Hikayesini metinsiz olarak hayal ettiğini fark etmiş Ouarezki ve bazı şeyleri hiçbir şey söylemeyince daha iyi anlatabildiğimize kanaat getirmiş. "Karakterim bloke olmuş, engellenmiş biri. Toplumda bizi engelleyen güçler olabilir. Bazen bir otorite figürüdür bu bazense kendi takıntılarımızdır veya konformizmdir."

Türkiye'nin önde gelen çizgi roman dergilerinden Rodeo'nun genel yayın yönetmeni Murat Mıhçıoğlu, projenin Türkiye ayağını Studio Rodeo olarak üç kişi kurguladıklarını anlatıyor. "Benim yazdığım öykülerden ikisini Cem Özüduru, birini Naz Tansel çizdi. Konsept önümüze geçen Mayıs sonunda geldi. Tam da o sırada İstanbul'da Gezi olayları vardı. İnsanlar ifade özgürlüklerini, protesto özgürlüklerini kullanmayı istiyorlardı. Buna mukabil, devlet, tuzaklar ve manipülasyonlardan bahseden bir dil kullandı. Ben de eskiden beri takip ettiğim İngiliz mentalist Derren Brown'dan yola çıktım. Onun zihnin büyü ve hipnozla yönlendirilebilen bir şey olduğu fikrinden hareketle, uluslararası tezgahlar, komplolar fikirlerine atıfta bulunan bir öykü yazdım."

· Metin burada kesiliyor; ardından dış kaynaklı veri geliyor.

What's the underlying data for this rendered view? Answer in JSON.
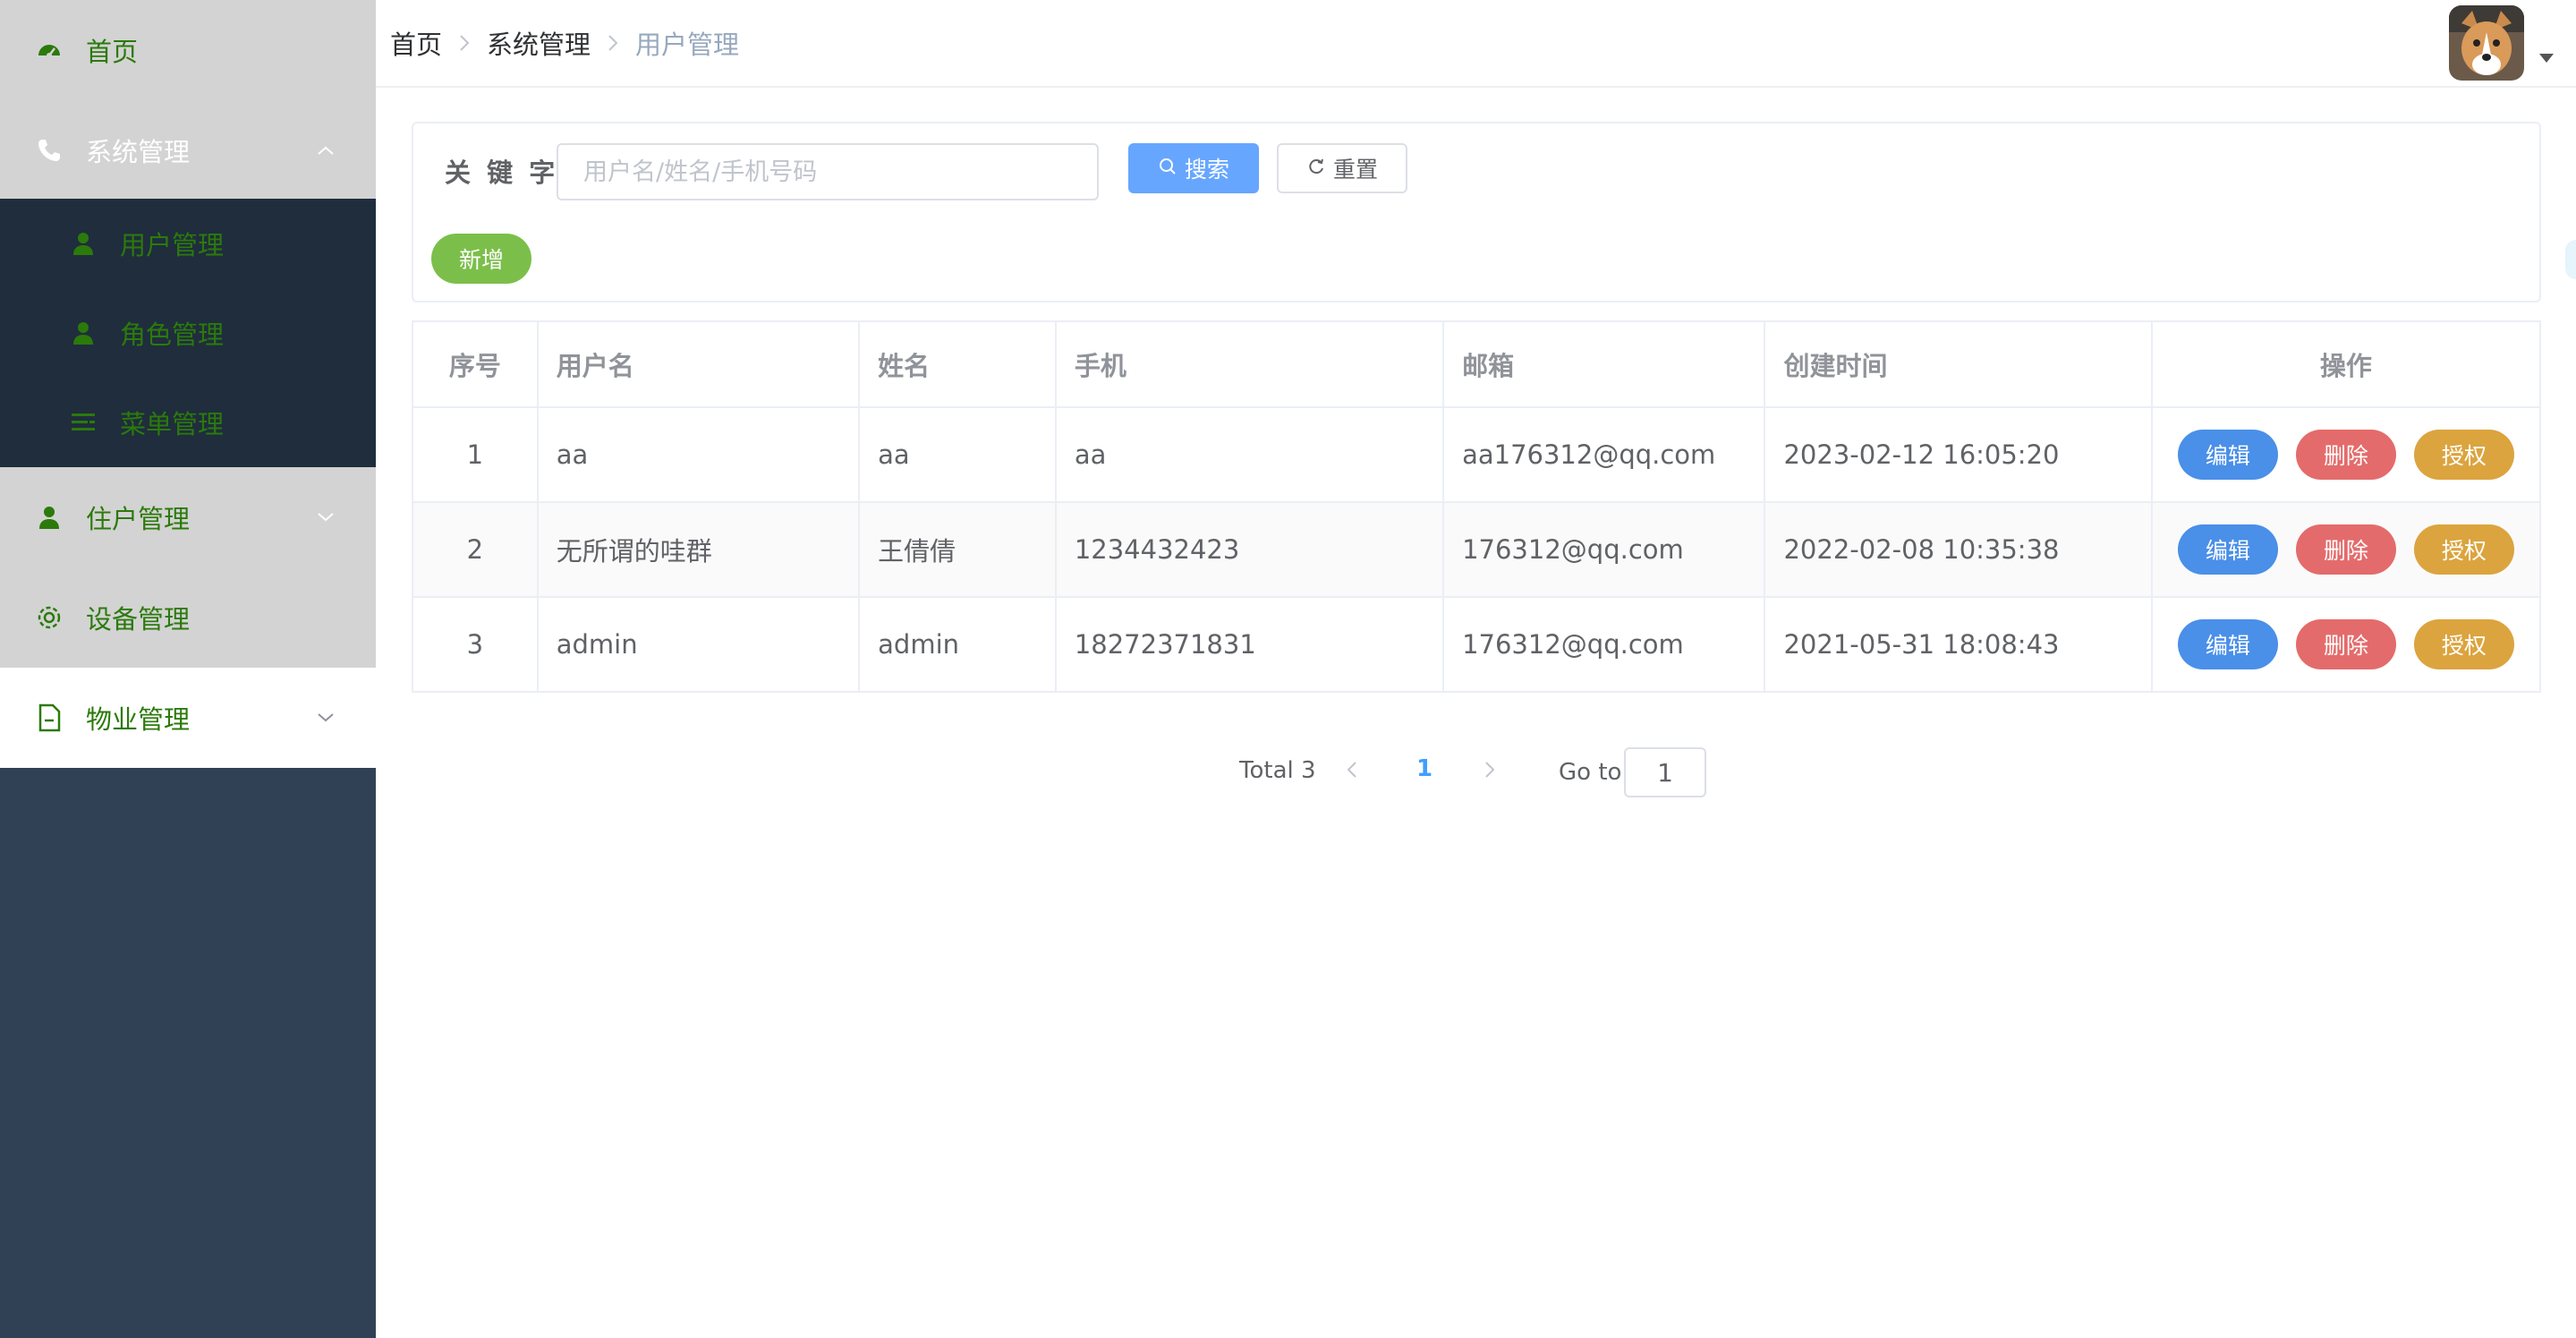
{
  "sidebar": {
    "home": "首页",
    "system": "系统管理",
    "system_sub": {
      "user": "用户管理",
      "role": "角色管理",
      "menu": "菜单管理"
    },
    "resident": "住户管理",
    "device": "设备管理",
    "property": "物业管理"
  },
  "breadcrumb": [
    "首页",
    "系统管理",
    "用户管理"
  ],
  "filter": {
    "keyword_label": "关 键 字",
    "keyword_placeholder": "用户名/姓名/手机号码",
    "keyword_value": "",
    "search_label": "搜索",
    "reset_label": "重置",
    "add_label": "新增"
  },
  "table": {
    "columns": [
      "序号",
      "用户名",
      "姓名",
      "手机",
      "邮箱",
      "创建时间",
      "操作"
    ],
    "rows": [
      {
        "index": "1",
        "username": "aa",
        "name": "aa",
        "phone": "aa",
        "email": "aa176312@qq.com",
        "created": "2023-02-12 16:05:20"
      },
      {
        "index": "2",
        "username": "无所谓的哇群",
        "name": "王倩倩",
        "phone": "1234432423",
        "email": "176312@qq.com",
        "created": "2022-02-08 10:35:38"
      },
      {
        "index": "3",
        "username": "admin",
        "name": "admin",
        "phone": "18272371831",
        "email": "176312@qq.com",
        "created": "2021-05-31 18:08:43"
      }
    ],
    "actions": {
      "edit": "编辑",
      "delete": "删除",
      "auth": "授权"
    }
  },
  "pagination": {
    "total_text": "Total 3",
    "current_page": "1",
    "goto_label": "Go to",
    "goto_value": "1"
  },
  "colors": {
    "sidebar_bg": "#304156",
    "submenu_bg": "#1f2d3d",
    "menu_text": "#2b7a0b",
    "primary": "#66a6ff",
    "edit": "#4a8fe8",
    "delete": "#e46b6b",
    "auth": "#dba43f",
    "add": "#7bbf4a"
  }
}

Türkiye'deki duruma çok hakim olmayan uluslarası bir kitleyi bilgilendirecek tarzda metinlerden yola çıktıklarını anlatıyor Mıhçıoğlu. Çizimlerden birinde Gezi Parkı'nda birbiriyle tartışan farklı görüşlerden insanlara rastlıyoruz. Burada taraflardan birisini kahramanlaştırıp diğerini düşmanlaştıran bir üsluptan çok, süregiden bir tartışmayı yansıtan bir yaklaşım benimsenmiş.

'Türkiye'de sus denilince daha çok bağrılıyor'"Orada iki resim var. İlkinde birbiriyle anlaşamasalar da insanların diyaloğu var. İkincisinde ise kılıçlılar saldırıya geçiyor. Buna sebebiyet veren şey, iktidarın bu tartışmada taraf olmayı seçmesi. İnsanlar aklıselimle davranmak yerine, kavga etmeye başlıyor."

Mıhçıoğlu, yaklaşımlarının doğrudan iktidara seslenen haftalık mizah dergilerinden farklı olduğunu söylüyor.

"Dışarıdan bakan insanlara bir şeyler anlatmak istedik. Onlardan biri de şu: Türkiye ifade özgürlüğünün kısıtlandığı ülkelerden biri, evet ama kısıtlamalara boyun eğen ülkelerden biri değil. Başka ülkelerde kendilerine sus denildiğinde susan insanlar olduğuna tanık olduk. Türkiye'de ise demokratik mücadele geleneği daha kuvvetli. Sus denilince daha çok bağrılıyor. Arada böyle bir ton farkı var."